Il melanoma è una neoplasia cutanea in costante crescita e, in assoluto, tra le più frequenti in Italia. Patologie che possono mettere a serio rischio la salute di milioni di persone e che richiedono maggiore attenzione, in termini di prevenzione. Per questo servirebbero campagne di screening di ampia scala, dedicate a tutti gli over '40. L'appello arriva dagli esperti, riuniti a Roma alla conferenza «Anche il sole ha le sue macchie», organizzata da Euromelanoma (progetto europeo di sensibilizzazione sui tumori della pelle, a cui partecipano oltre 30 Paesi).

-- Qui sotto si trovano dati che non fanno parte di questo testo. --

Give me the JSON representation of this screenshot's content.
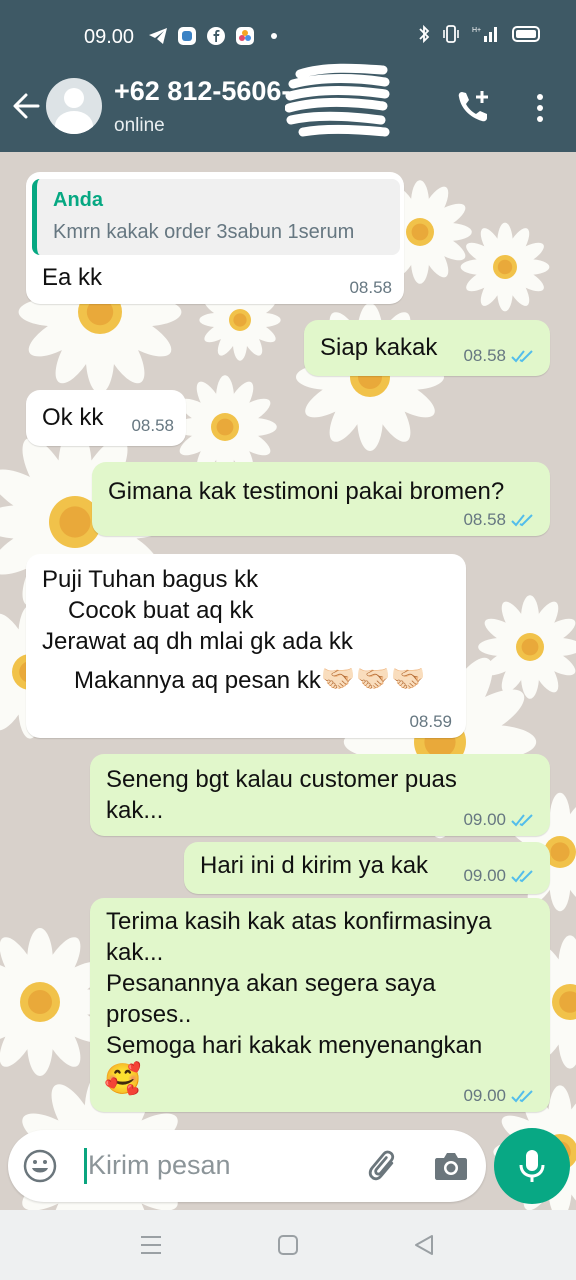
{
  "status_bar": {
    "time": "09.00"
  },
  "header": {
    "contact_name": "+62 812-5606-",
    "contact_status": "online"
  },
  "messages": [
    {
      "direction": "in",
      "quote": {
        "author": "Anda",
        "text": "Kmrn kakak order 3sabun 1serum"
      },
      "text": "Ea kk",
      "time": "08.58"
    },
    {
      "direction": "out",
      "text": "Siap kakak",
      "time": "08.58",
      "read": true
    },
    {
      "direction": "in",
      "text": "Ok kk",
      "time": "08.58"
    },
    {
      "direction": "out",
      "text": "Gimana kak testimoni pakai bromen?",
      "time": "08.58",
      "read": true
    },
    {
      "direction": "in",
      "lines": [
        "Puji Tuhan bagus kk",
        "Cocok buat aq kk",
        "Jerawat aq dh mlai gk ada kk",
        "Makannya aq pesan kk"
      ],
      "emoji": "🤝🏻🤝🏻🤝🏻",
      "time": "08.59"
    },
    {
      "direction": "out",
      "lines": [
        "Seneng bgt kalau customer puas",
        "kak..."
      ],
      "time": "09.00",
      "read": true
    },
    {
      "direction": "out",
      "text": "Hari ini d kirim ya kak",
      "time": "09.00",
      "read": true
    },
    {
      "direction": "out",
      "lines": [
        "Terima kasih kak atas konfirmasinya",
        "kak...",
        "Pesanannya akan segera saya",
        "proses..",
        "Semoga hari kakak menyenangkan"
      ],
      "emoji": "🥰",
      "time": "09.00",
      "read": true
    }
  ],
  "composer": {
    "placeholder": "Kirim pesan"
  },
  "colors": {
    "header": "#3e5965",
    "outgoing_bubble": "#e1f7cb",
    "incoming_bubble": "#ffffff",
    "accent": "#08a884",
    "read_ticks": "#53bdeb"
  }
}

Nei giorni scorsi sono stati presentati i risultati di uno screening cutaneo su 70 parlamentari italiani (promosso sempre da Euromelanoma nel 2012 e pubblicati ora sull'International Journal of Dermatology). Le evidenze emerse rivelano una presenza di carcinomi della pelle nel 14,5 per cento del campione esaminato. Un dato particolarmente rilevante è che ben il 6,5 per cento di queste neoplasie, sono risultate lesioni da cheratosi attinica, un tumore della pelle non-melanoma in fase precoce. Sotto i riflettori non c'è solo il pericolosissimo melanoma, ma anche i tumori non-melanoma della cute (cheratosi attinica, carcinoma basocellulare e squamocellulare), meno aggressivi e conosciuti, ma decisamente molto più diffusi, tra la popolazione generale. Secondo i dati dell'ultimo rapporto Aiom-Airtum, rappresentano oltre il 19 per cento di tutti i tipi di tumore in entrambi i sessi. Più di 70mila i nuovi casi in Italia, stimati per il 2014. In particolare le cheratosi attiniche, lesioni neoplastiche epiteliali cutanee che si sviluppano spontaneamente, come conseguenza di un'esposizione prolungata ai raggi ultravioletti (Uv), hanno un'incidenza in continuo aumento. Nel Paese colpiscono circa l'1,4 per cento della popolazione sopra i 45 anni (oltre 360mila persone) e il 3 per cento dopo i 74 anni (più di 180mila). Oggi le terapie innovative offrono risposte concrete. «Il valore aggiunto, come l'ingenolo mebutato non si limita a curare le lesioni attiniche ma agiscono in chiave di prevenzione», sottolinea Giovanni Pellacani, direttore della clinica dermatologica dell'università di di Modena e Reggio Emilia.